The 5th International Conference on Information and Communication Technologies for Disaster Management (ICT-DM) was held in Sendai last December 4 - 7, the first time the event was ever held in Asia.

Tohoku University, with its strong disaster science programmes and first-hand knowledge of the role ICT played in the relief efforts following the 2011 Great East Japan Earthquake, was well placed to host it.

"The ICT-DM is always a great opportunity for researchers and practitioners from different fields to meet, share ideas and discuss the latest trends," said Professor Hideaki Sone, of Tohoku University's Cyberscience Center, who was one of the event's organisers. "Many Asian cities have experienced severe natural disasters recently - typhoons, floods, earthquakes, tsunami - so I think it's significant that the conference came to Asia this time, to allow more researchers from this region to attend."

Giving the opening keynote address was Professor Guoliang Xue from Arizona State University. He spoke of the role that social media has played in the sharing of information in the immediate aftermath of disasters and the need to maintain a working communication network in tough environments.

"Social media is the application, but underneath all that, we need to have an underlying wireless network that works so that messages can be sent. Disasters tend to be when a network is at its most vulnerable, so we are studying ways to increase its toughness against failures, and if there is a failure, ways to reconnect the working pieces of the network with limited relay nodes."

The need for proactive solutions was also a major theme of the conference. Speaking about lessons learnt from the 2011 Great East Japan Earthquake, Professor Hiroaki Kobayashi, from Tohoku University's Graduate School of Information Sciences, said that effective tsunami forecasting systems are urgently needed worldwide.

"To that end, we have developed a real-time tsunami inundation forecast system that can complete a tsunami inundation and damage estimation for coastal cities, at the level of a 10-meter grid size in less than ten minutes."

Kobayashi also introduced the various activities of the Cyberscience Center, such as the operation of the supercomputer systems, which is one of the cyber infrastructures for Japan's academic sciences and engineering communities.

Aside from the lectures and workshops, there were two poster sessions presented by researchers and disaster volunteers. "What I saw by the young researchers was really, really impressive," said conference co-organiser Professor Soufiene Djahel of Manchester Metropolitan University.

He added that the lively Q&A sessions that followed each lecture also produced many insightful ideas. "At each session, the questions move the research forward and pave the way for collaboration.

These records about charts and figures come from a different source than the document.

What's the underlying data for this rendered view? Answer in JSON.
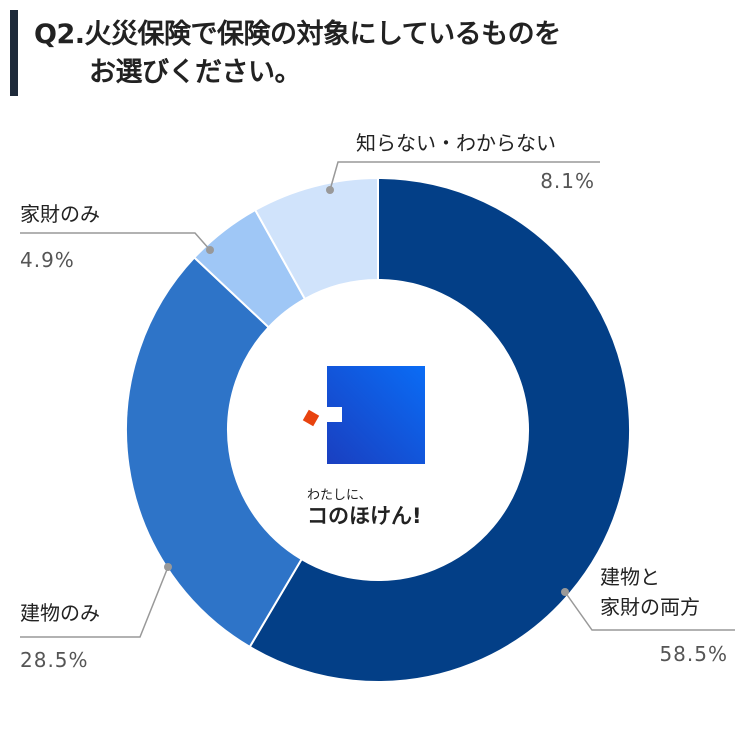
{
  "chart_data": {
    "type": "donut",
    "title": "Q2.火災保険で保険の対象にしているものを\nお選びください。",
    "categories": [
      "建物と\n家財の両方",
      "建物のみ",
      "家財のみ",
      "知らない・わからない"
    ],
    "values": [
      58.5,
      28.5,
      4.9,
      8.1
    ],
    "value_labels": [
      "58.5%",
      "28.5%",
      "4.9%",
      "8.1%"
    ],
    "colors": [
      "#033f87",
      "#2e74c8",
      "#9fc7f6",
      "#d0e3fb"
    ]
  },
  "logo": {
    "tagline": "わたしに、",
    "name": "コのほけん!"
  }
}
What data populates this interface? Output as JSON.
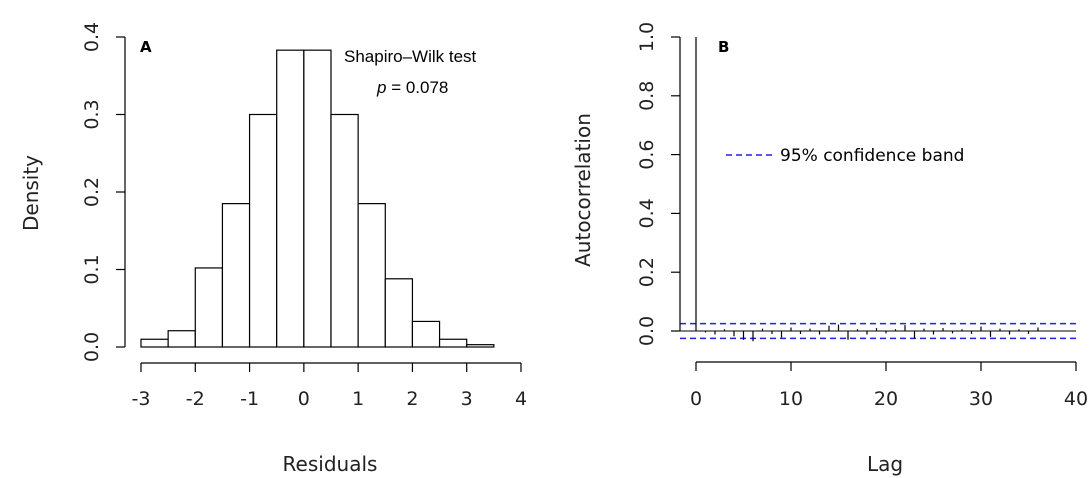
{
  "chart_data": [
    {
      "type": "bar",
      "panel_label": "A",
      "title": "",
      "xlabel": "Residuals",
      "ylabel": "Density",
      "xlim": [
        -3,
        4
      ],
      "ylim": [
        0,
        0.4
      ],
      "xticks": [
        "-3",
        "-2",
        "-1",
        "0",
        "1",
        "2",
        "3",
        "4"
      ],
      "yticks": [
        "0.0",
        "0.1",
        "0.2",
        "0.3",
        "0.4"
      ],
      "bin_edges": [
        -3,
        -2.5,
        -2,
        -1.5,
        -1,
        -0.5,
        0,
        0.5,
        1,
        1.5,
        2,
        2.5,
        3,
        3.5
      ],
      "values": [
        0.01,
        0.021,
        0.102,
        0.185,
        0.3,
        0.383,
        0.383,
        0.3,
        0.185,
        0.088,
        0.033,
        0.01,
        0.003
      ],
      "annotation": {
        "line1": "Shapiro–Wilk test",
        "p_symbol": "p",
        "p_rest": " = 0.078"
      }
    },
    {
      "type": "line",
      "panel_label": "B",
      "title": "",
      "xlabel": "Lag",
      "ylabel": "Autocorrelation",
      "xlim": [
        0,
        40
      ],
      "ylim": [
        0,
        1.0
      ],
      "xticks": [
        "0",
        "10",
        "20",
        "30",
        "40"
      ],
      "yticks": [
        "0.0",
        "0.2",
        "0.4",
        "0.6",
        "0.8",
        "1.0"
      ],
      "lags": [
        0,
        1,
        2,
        3,
        4,
        5,
        6,
        7,
        8,
        9,
        10,
        11,
        12,
        13,
        14,
        15,
        16,
        17,
        18,
        19,
        20,
        21,
        22,
        23,
        24,
        25,
        26,
        27,
        28,
        29,
        30,
        31,
        32,
        33,
        34,
        35,
        36
      ],
      "acf": [
        1.0,
        -0.005,
        -0.012,
        0.006,
        -0.018,
        -0.03,
        -0.035,
        0.008,
        -0.01,
        -0.022,
        0.012,
        -0.01,
        0.008,
        -0.012,
        0.018,
        0.022,
        -0.03,
        0.006,
        -0.012,
        0.01,
        -0.008,
        0.006,
        0.02,
        -0.025,
        0.008,
        -0.012,
        0.01,
        -0.008,
        0.006,
        -0.01,
        0.015,
        -0.02,
        0.008,
        -0.012,
        0.006,
        -0.01,
        0.012
      ],
      "confidence_band": 0.025,
      "legend": "95% confidence band",
      "legend_position": "upper-center",
      "colors": {
        "confidence": "#2222dd"
      }
    }
  ]
}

We ask questions based on our background and our expertise, our understanding of things. And our questions can raise suggestions to improve the work, to extend it or widen the application to other scenarios."

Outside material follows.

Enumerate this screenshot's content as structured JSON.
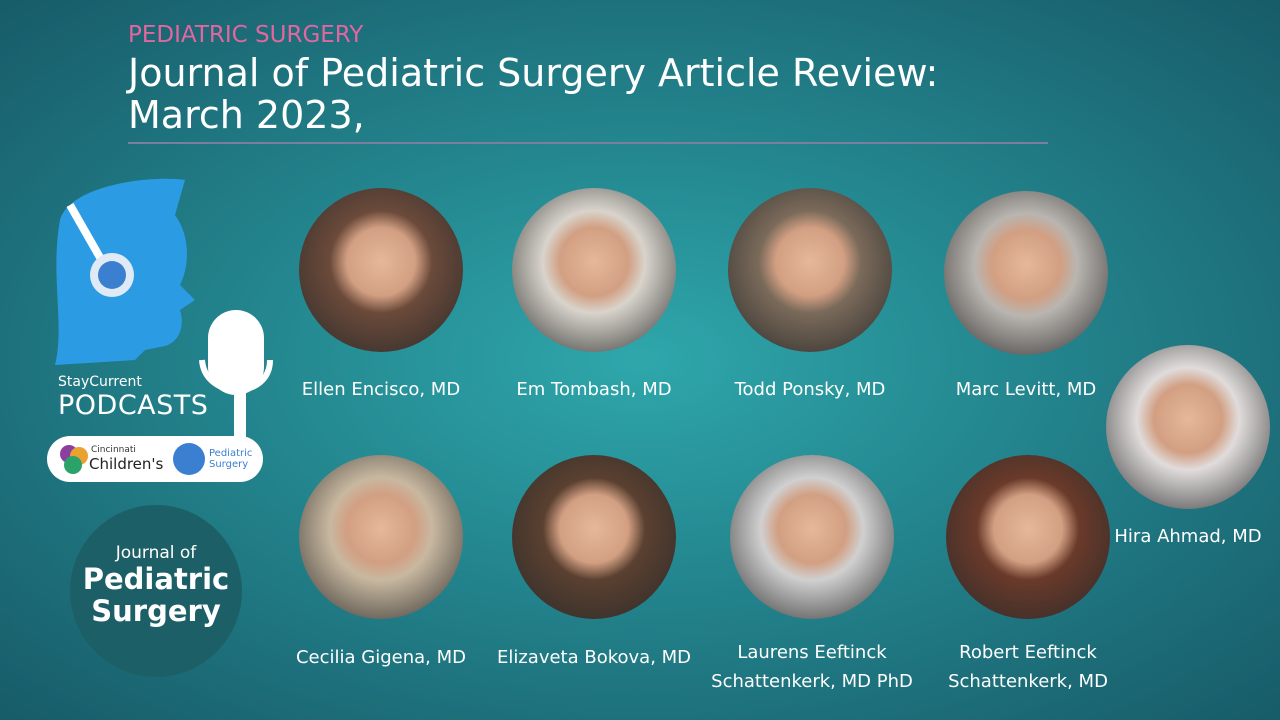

The conference ended with field trips to coastal towns in Miyagi that were badly affected by the 2011 earthquake and tsunami. While there has been great progress in the recovery efforts, the impact of the disaster can still be seen and felt in places like Ishinomaki and Yamamoto.

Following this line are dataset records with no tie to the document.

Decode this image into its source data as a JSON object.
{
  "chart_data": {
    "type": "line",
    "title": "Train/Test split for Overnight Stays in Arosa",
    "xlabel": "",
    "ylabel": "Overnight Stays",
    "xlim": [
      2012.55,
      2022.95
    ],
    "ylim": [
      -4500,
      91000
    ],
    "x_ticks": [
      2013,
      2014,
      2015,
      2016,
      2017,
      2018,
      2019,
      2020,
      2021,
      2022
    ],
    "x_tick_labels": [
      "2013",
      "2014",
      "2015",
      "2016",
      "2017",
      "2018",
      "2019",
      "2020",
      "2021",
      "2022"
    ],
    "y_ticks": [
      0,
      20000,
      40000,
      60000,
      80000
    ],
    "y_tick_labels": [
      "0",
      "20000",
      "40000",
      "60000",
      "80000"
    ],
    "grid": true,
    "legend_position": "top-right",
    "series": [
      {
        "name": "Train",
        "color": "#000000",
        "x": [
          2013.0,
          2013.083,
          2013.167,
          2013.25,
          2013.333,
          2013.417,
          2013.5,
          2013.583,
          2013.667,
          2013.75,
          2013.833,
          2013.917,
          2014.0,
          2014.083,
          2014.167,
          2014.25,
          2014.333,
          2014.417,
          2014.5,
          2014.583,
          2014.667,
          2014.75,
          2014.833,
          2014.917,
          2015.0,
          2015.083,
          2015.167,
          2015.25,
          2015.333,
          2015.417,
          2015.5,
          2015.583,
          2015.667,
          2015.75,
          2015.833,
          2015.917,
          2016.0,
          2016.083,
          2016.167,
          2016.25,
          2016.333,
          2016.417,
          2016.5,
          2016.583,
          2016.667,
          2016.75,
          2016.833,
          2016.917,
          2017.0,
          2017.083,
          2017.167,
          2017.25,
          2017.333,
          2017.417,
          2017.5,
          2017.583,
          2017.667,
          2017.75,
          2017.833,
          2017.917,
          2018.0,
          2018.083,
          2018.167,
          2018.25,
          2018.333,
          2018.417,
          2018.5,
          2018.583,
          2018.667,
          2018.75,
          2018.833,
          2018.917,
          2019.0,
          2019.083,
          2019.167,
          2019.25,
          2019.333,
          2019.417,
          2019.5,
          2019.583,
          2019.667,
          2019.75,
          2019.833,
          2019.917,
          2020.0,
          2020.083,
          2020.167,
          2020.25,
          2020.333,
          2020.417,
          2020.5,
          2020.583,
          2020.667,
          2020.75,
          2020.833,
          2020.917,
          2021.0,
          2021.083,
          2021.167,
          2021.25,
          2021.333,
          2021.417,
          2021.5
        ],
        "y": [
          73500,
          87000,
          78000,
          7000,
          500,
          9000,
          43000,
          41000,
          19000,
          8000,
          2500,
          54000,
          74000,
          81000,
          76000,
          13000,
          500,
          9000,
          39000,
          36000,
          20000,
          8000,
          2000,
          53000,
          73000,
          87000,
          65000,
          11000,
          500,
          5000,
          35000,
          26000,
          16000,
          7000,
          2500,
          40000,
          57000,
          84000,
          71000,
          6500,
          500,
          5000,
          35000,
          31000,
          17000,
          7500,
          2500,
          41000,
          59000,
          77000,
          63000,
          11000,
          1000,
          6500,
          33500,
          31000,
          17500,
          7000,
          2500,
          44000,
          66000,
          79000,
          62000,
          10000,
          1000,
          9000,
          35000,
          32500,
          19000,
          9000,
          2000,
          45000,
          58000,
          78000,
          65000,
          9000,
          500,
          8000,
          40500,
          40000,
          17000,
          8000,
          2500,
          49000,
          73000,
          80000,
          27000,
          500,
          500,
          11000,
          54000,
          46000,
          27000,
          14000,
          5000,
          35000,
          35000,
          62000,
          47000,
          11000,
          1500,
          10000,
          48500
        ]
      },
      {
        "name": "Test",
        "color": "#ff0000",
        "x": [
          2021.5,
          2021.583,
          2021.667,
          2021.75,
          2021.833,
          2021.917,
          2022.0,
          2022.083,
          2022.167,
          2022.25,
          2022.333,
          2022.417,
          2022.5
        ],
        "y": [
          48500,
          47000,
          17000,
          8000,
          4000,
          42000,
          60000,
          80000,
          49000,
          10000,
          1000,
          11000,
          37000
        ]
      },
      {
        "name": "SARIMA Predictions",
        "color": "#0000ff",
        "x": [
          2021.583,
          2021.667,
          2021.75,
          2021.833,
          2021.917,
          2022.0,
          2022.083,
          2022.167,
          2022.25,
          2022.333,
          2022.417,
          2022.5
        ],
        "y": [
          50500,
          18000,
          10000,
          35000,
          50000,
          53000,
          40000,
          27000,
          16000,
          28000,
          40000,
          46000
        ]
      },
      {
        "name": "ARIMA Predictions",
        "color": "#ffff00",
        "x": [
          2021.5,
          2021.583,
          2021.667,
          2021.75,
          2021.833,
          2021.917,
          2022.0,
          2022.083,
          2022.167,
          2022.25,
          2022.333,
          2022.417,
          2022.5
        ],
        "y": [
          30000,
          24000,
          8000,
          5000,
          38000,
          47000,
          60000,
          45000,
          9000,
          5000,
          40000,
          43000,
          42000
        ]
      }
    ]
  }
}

"Some of the participants who went on the field trip were shocked by what they saw and very moved by the stories they heard from the local residents," said Sone, who added that the participants spent a long time looking at the exhibits and digesting the information on the maps and photos chronicling the events of March 2011.

"I think being there helped them truly understand the magnitude of the devastation and the urgent need for global disaster management solutions."